El terror al terror suscita a su vez más terror: los simulacros de ataques con armas biológicas o nucleares a Seattle y otras ciudades norteamericanas muestran la voluntad de perpetuar tal estado de cosas, esto es, una guerra sin límites de tiempo sin fronteras geográficas. La población norteamericana vive ya zarandeada entre un sobrealimentado patriotismo y una psicosis de peligro cuidadosamente fomentada. Los medios informativos mostrarán aún imágenes de barbudos y charcos de sangre, pues la oficina global de propaganda los necesita. Su inseguridad real es el mejor argumento en favor de una política fundada exclusivamente, como la de Bush, en torno a la seguridad.

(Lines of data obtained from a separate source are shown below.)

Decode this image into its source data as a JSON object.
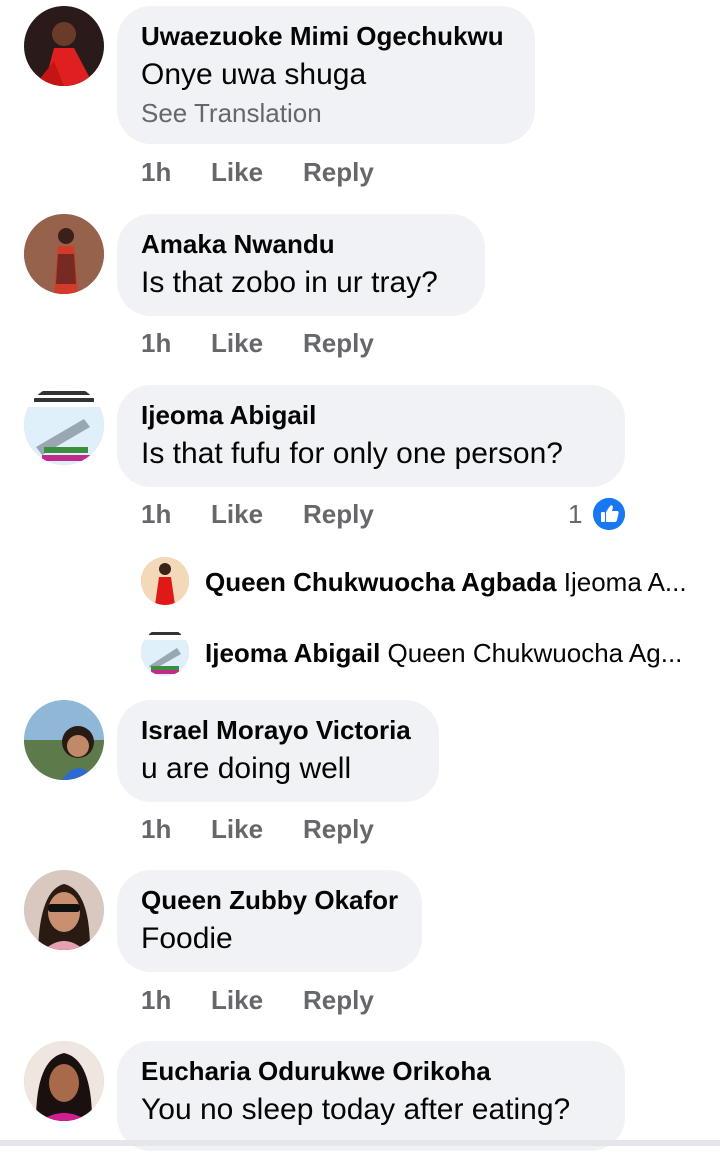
{
  "comments": [
    {
      "name": "Uwaezuoke Mimi Ogechukwu",
      "text": "Onye uwa shuga",
      "see_translation": "See Translation",
      "time": "1h",
      "like": "Like",
      "reply": "Reply"
    },
    {
      "name": "Amaka Nwandu",
      "text": "Is that zobo in ur tray?",
      "time": "1h",
      "like": "Like",
      "reply": "Reply"
    },
    {
      "name": "Ijeoma Abigail",
      "text": "Is that fufu for only one person?",
      "time": "1h",
      "like": "Like",
      "reply": "Reply",
      "reaction_count": "1",
      "replies": [
        {
          "name": "Queen Chukwuocha Agbada",
          "preview": "Ijeoma A..."
        },
        {
          "name": "Ijeoma Abigail",
          "preview": "Queen Chukwuocha Ag..."
        }
      ]
    },
    {
      "name": "Israel Morayo Victoria",
      "text": "u are doing well",
      "time": "1h",
      "like": "Like",
      "reply": "Reply"
    },
    {
      "name": "Queen Zubby Okafor",
      "text": "Foodie",
      "time": "1h",
      "like": "Like",
      "reply": "Reply"
    },
    {
      "name": "Eucharia Odurukwe Orikoha",
      "text": "You no sleep today after eating?"
    }
  ],
  "colors": {
    "like_blue": "#1877f2",
    "bubble_bg": "#f0f2f5",
    "meta_gray": "#65676b"
  },
  "icons": {
    "reaction": "like-thumb-icon"
  }
}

La razón, dice el refrán, es un jinete ligero y fácil de descabalgar. Aferrémonos a ello para evitar el descalabro y no cedamos a emociones que refuerzan la espiral de odio y de guerra. Ni el musulmán, árabe, o moro deben ser vistos como adversarios ni quienes rehusamos comulgar con ruedas de molino aceptamos que se nos identifique con las posiciones belicistas del Gobierno y la absurda participación española en la ocupación de Irak. ¿No nos basta ya con la pesadilla inacabable de ETA?